Judge Sleet Appoints Special Master for Motion to Disqualify Counsel
June 8, 2016
Publication| Intellectual Property
In INO Therapeutics LLC, et al. v. Praxair Distribution Inc., et al., C.A. No. 15-170-GMS (D. Del. May 24, 2016), Judge Sleet appointed a special master to hear the plaintiffs’ motion to disqualify the defendants’ counsel. Prior to plaintiffs filing their motion, the parties filed a stipulation agreeing that the briefing on the motion to disqualify would be subject to an additional layer of protection requiring defense counsel to create two teams—the litigation team and the disqualification team—and to screen the litigation team from confidential portions of the disqualification briefing. Six days after the motion, brief, and supporting declarations and exhibits were filed, Judge Sleet issued an oral order setting a telephone conference to discuss the parties’ stipulation and striking the plaintiffs’ filings from the record. A full transcript of the teleconference is unavailable, but the minute entry states that “[a]fter hearing arguments and having discussion with counsel on how to proceed with the issue, the Court will refer this motion to the Special Master.” Judge Sleet further ordered that “the losing party shall pay the prevailing party’s costs associated with the motion to disqualify counsel,” and the Markman hearing would go forward as scheduled while the motion is pending. While he mostly overturned his prior order striking the motion, brief, and declarations from the record, one declaration was “summarily stricken.” An order then followed appointing Special Master Paul M. Lukoff to hear and decide the motion to disqualify.
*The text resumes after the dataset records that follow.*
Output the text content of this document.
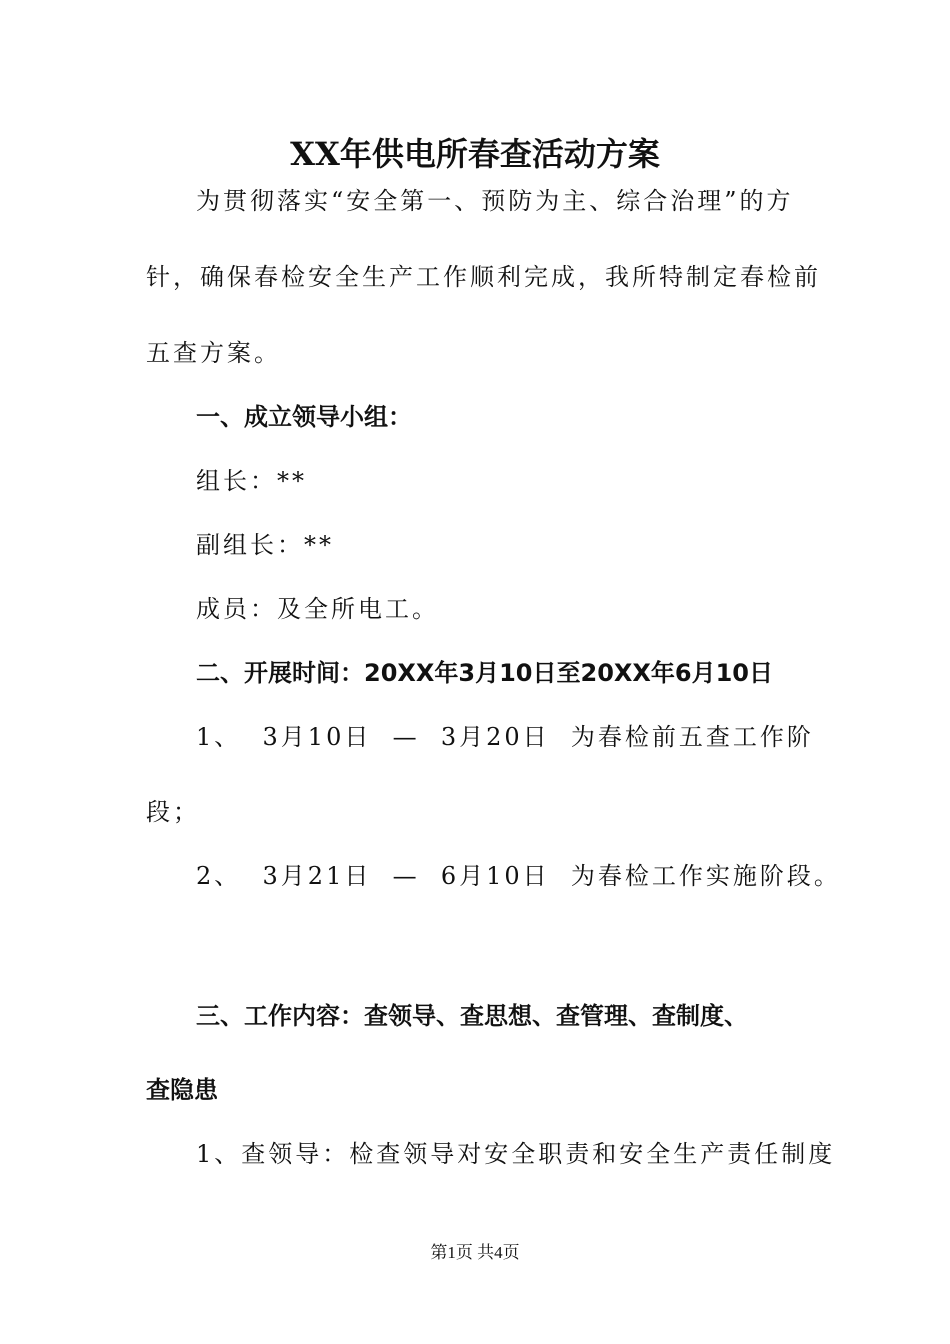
XX年供电所春查活动方案
为贯彻落实“安全第一、预防为主、综合治理”的方
针，确保春检安全生产工作顺利完成，我所特制定春检前
五查方案。
一、成立领导小组：
组长：**
副组长：**
成员：及全所电工。
二、开展时间：20XX年3月10日至20XX年6月10日
1、  3月10日  —  3月20日  为春检前五查工作阶
段；
2、  3月21日  —  6月10日  为春检工作实施阶段。
三、工作内容：查领导、查思想、查管理、查制度、
查隐患
1、查领导：检查领导对安全职责和安全生产责任制度
第1页 共4页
Analysis: In appointing a special master, Judge Sleet emphasized that the Court revised the scope and administration of the Special Master Panel for complex cases in 2011 and that the goals and needs expressed in the Special Master Panel procedures were served in this case. While not used with great frequency by the judges, special masters continue to play an important role in allowing an alternative method of dispute resolution.